Но демифологизации и демистификации подвергся лишь старый иконостас, в то время как был стремительно воздвигнут новый пантеон литературных святых (Булгаков, Платонов, Пастернак, Мандельштам, Ахматова, Цветаева). Меж тем именно в ХХ веке особенно заметной стала роль биографии в творчестве художника. Легенда, миф сделались частью творческой стратегии, а судьба непосредственно влияла на восприятие текстов. Не надо было быть пророком, чтобы предположить: наступит время, когда будут сделаны попытки поколебать и этот треножник.

Когда в 1996 году в “Звезде” была напечатана статья Александра Жолковского “Анна Ахматова - пятьдесят лет спустя”, это вызвало бурю в литературоведческих кругах. Многие нашли кощунственным, что к пятидесятилетию печального постановления известный славист говорит не о величии и страданиях Ахматовой, а о мифе, сложившемся вокруг нее при деятельном участии самого поэта, о культе Ахматовой, носящем следы тоталитарности.

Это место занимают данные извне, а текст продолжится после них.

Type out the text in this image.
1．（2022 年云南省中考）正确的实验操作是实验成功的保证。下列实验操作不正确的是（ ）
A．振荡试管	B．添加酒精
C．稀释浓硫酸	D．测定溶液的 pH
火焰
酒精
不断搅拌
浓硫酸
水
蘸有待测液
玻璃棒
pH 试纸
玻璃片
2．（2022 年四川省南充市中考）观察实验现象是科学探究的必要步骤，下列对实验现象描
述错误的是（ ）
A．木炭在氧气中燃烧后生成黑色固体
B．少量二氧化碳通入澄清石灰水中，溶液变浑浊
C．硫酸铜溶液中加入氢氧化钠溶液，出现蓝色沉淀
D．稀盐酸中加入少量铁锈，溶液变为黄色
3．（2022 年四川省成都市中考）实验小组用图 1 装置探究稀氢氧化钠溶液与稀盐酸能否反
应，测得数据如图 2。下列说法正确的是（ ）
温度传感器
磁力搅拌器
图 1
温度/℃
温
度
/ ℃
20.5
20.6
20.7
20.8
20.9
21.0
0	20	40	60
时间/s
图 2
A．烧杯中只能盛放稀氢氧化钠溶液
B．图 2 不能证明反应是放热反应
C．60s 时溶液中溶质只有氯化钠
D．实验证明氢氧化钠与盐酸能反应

Ахматоведение Жолковского осудило. Через несколько лет грубым атакам подверглись Пастернак (со стороны, например, Елизарова), нижегородский краевед М. Смирнова в 2007 году выпустила хамскую книгу “За испорченный образ – кулак”, где смешала с грязью Марину Цветаеву, а питерский логопед Тамара Катаева в том же году издала толстенный том под названием “Анти-Ахматова”, состоящий из тенденциозно подобранных свидетельств, снабженных собственными оценками Ахматовой, среди которых есть, например, такая: “грязная оборванная психопатка”. Общественность была явно озадачена.

Дмитрий Быков, к тому времени уже написавший свою примечательную книгу о Пастернаке, где авторская раскованность и свобода от общепринятых мифов так удачно соседствуют с любовью к поэту, решил взять интервью у Александра Жолковского, видимо, считая труд Катаевой логическим продолжением проекта, затеянного Жолковским.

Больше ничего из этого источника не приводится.